= Dolly Gee (banker) =

Chinese-American banker

Dolly Gee was a Chinese-American banker. She was the manager of San Francisco's Chinatown branch of the Bank of America for 34 years and is considered the first woman bank manager in America.

== Biography ==
Gee was born in China and came to the United States as an infant in 1901.

When Gee was 15 or 16 years old, her father, Charles F. Gee, was looking for a young person to work with the French American Bank to develop its business in San Francisco's Chinatown. Gee persuaded her father to introduce her to the hiring manager and she was given the opportunity. She successfully signed up new customers for the bank and when the bank opened a branch in Chinatown in 1923, Gee became manager. In 1929 the bank merged with the Bank of America and the branch moved location, however Gee remained as branch manager. Under Gee's management the branch grew to be the 60th most profitable of the bank's 800 branches, and deposits increased from $2 million to $20 million.

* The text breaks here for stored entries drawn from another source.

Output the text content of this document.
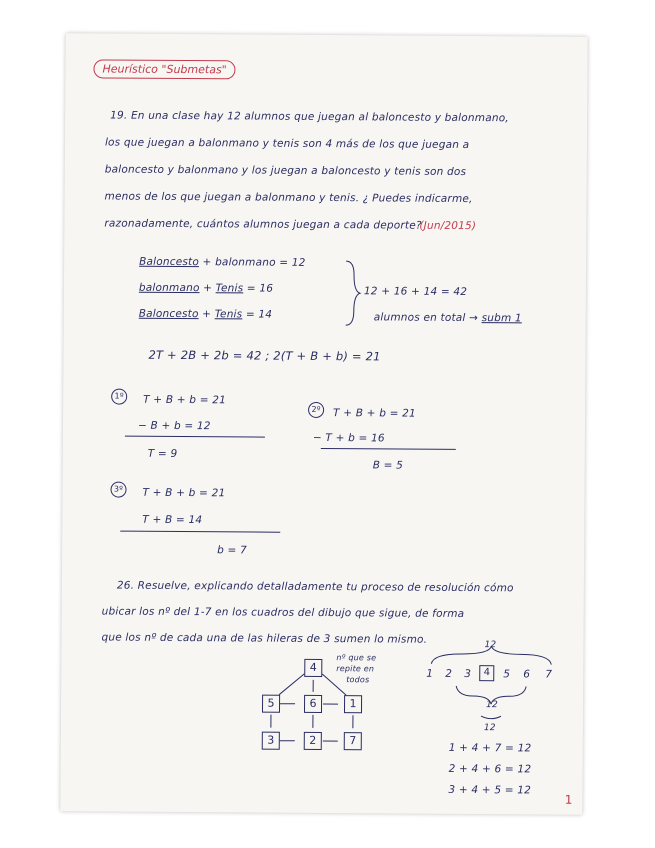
Heurístico "Submetas"
19. En una clase hay 12 alumnos que juegan al baloncesto y balonmano,
los que juegan a balonmano y tenis son 4 más de los que juegan a
baloncesto y balonmano y los juegan a baloncesto y tenis son dos
menos de los que juegan a balonmano y tenis. ¿ Puedes indicarme,
razonadamente, cuántos alumnos juegan a cada deporte?
(Jun/2015)
Baloncesto + balonmano = 12
balonmano + Tenis = 16
Baloncesto + Tenis = 14
12 + 16 + 14 = 42
alumnos en total → subm 1
2T + 2B + 2b = 42 ; 2(T + B + b) = 21
1º	T + B + b = 21
− B + b = 12
T = 9
2º	T + B + b = 21
− T + b = 16
B = 5
3º	T + B + b = 21
T + B = 14
b = 7
26. Resuelve, explicando detalladamente tu proceso de resolución cómo
ubicar los nº del 1-7 en los cuadros del dibujo que sigue, de forma
que los nº de cada una de las hileras de 3 sumen lo mismo.
4
5	6	1
3	2	7
nº que se
repite en
todos
12
1 2 3	4	5 6 7
12
12
1 + 4 + 7 = 12
2 + 4 + 6 = 12
3 + 4 + 5 = 12
1
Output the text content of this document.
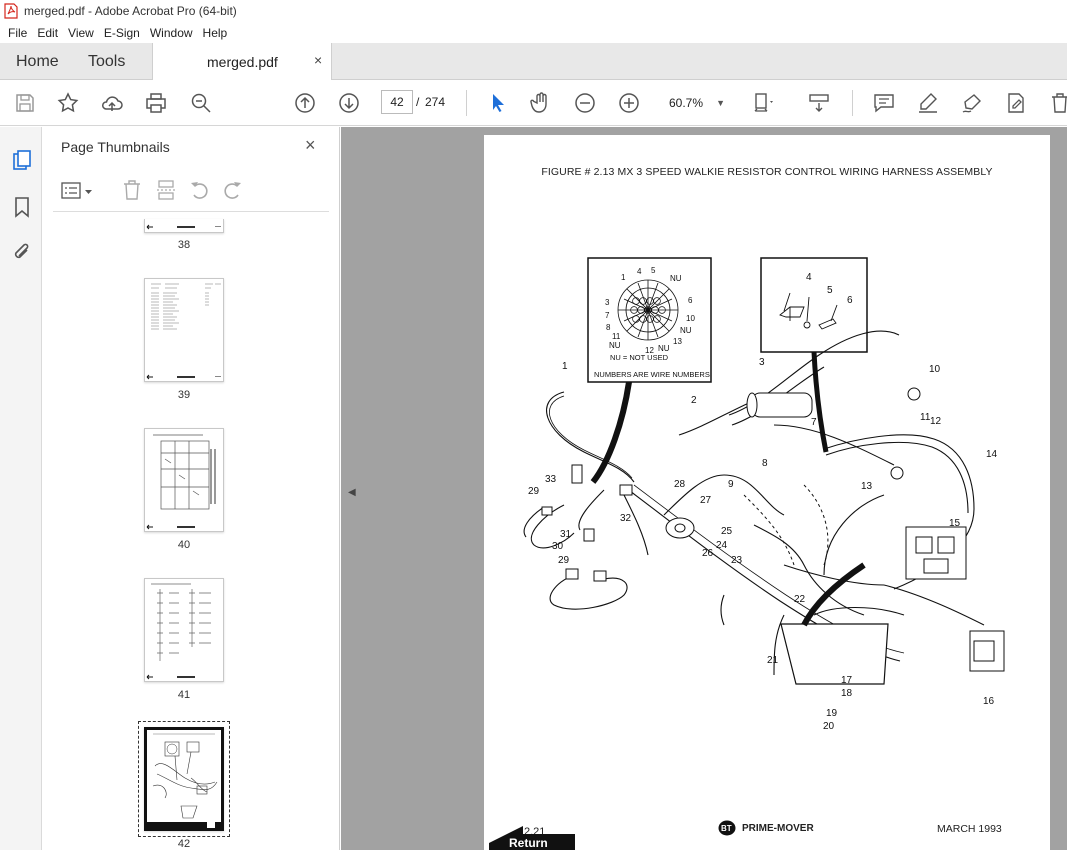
merged.pdf - Adobe Acrobat Pro (64-bit)
File Edit View E-Sign Window Help
Home Tools	merged.pdf	×
42	/ 274	60.7% ▼
Page Thumbnails	×
38
39
40
41
42
◀
FIGURE # 2.13 MX 3 SPEED WALKIE RESISTOR CONTROL WIRING HARNESS ASSEMBLY
1
4 5
NU
3	6
7	10
8
11
NU
12 NU
13
NU
NU = NOT USED
NUMBERS ARE WIRE NUMBERS
1
2
3
4
5
6
7
8
9
10
11 12
13
14
15
16
17
18
19
20
21
22
23
24
25
26
27
28
29
29
30
31
32
33
2.21	BT PRIME-MOVER	MARCH 1993
Return
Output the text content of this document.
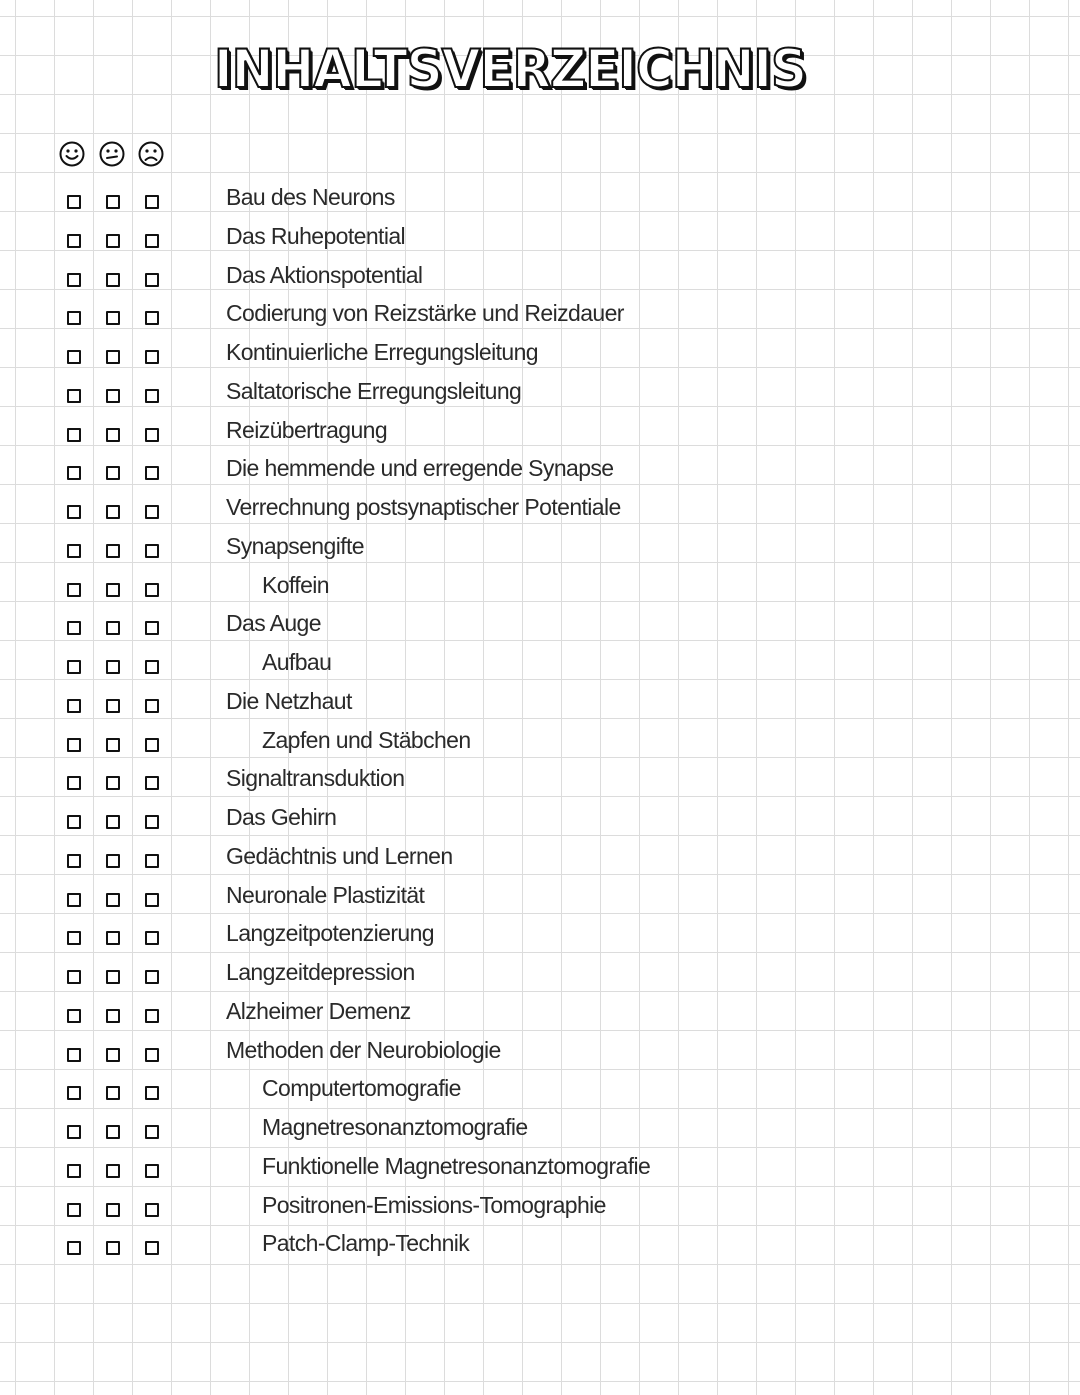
INHALTSVERZEICHNIS
Bau des Neurons
Das Ruhepotential
Das Aktionspotential
Codierung von Reizstärke und Reizdauer
Kontinuierliche Erregungsleitung
Saltatorische Erregungsleitung
Reizübertragung
Die hemmende und erregende Synapse
Verrechnung postsynaptischer Potentiale
Synapsengifte
Koffein
Das Auge
Aufbau
Die Netzhaut
Zapfen und Stäbchen
Signaltransduktion
Das Gehirn
Gedächtnis und Lernen
Neuronale Plastizität
Langzeitpotenzierung
Langzeitdepression
Alzheimer Demenz
Methoden der Neurobiologie
Computertomografie
Magnetresonanztomografie
Funktionelle Magnetresonanztomografie
Positronen-Emissions-Tomographie
Patch-Clamp-Technik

In November 1962, as she was preparing to retire the following year, Gee informed the president of the Bank of America that she had been taking funds from customers' accounts; she was arrested on 24 December and charged with embezzlement. Gee told newspaper reporters that the embezzlement had begun many years prior. She stated that her father had been an officer in a Chinese bank which had closed, and the deposits of his customers had been lost. He had covered the losses by moving funds between accounts, and when he had informed her of this in 1930 she had decided to assist him. She pleaded guilty at the trial and served 16 months in jail at Federal Correctional Institution, Terminal Island. She was released in 1965 and returned to Chinatown. She died in early 1966.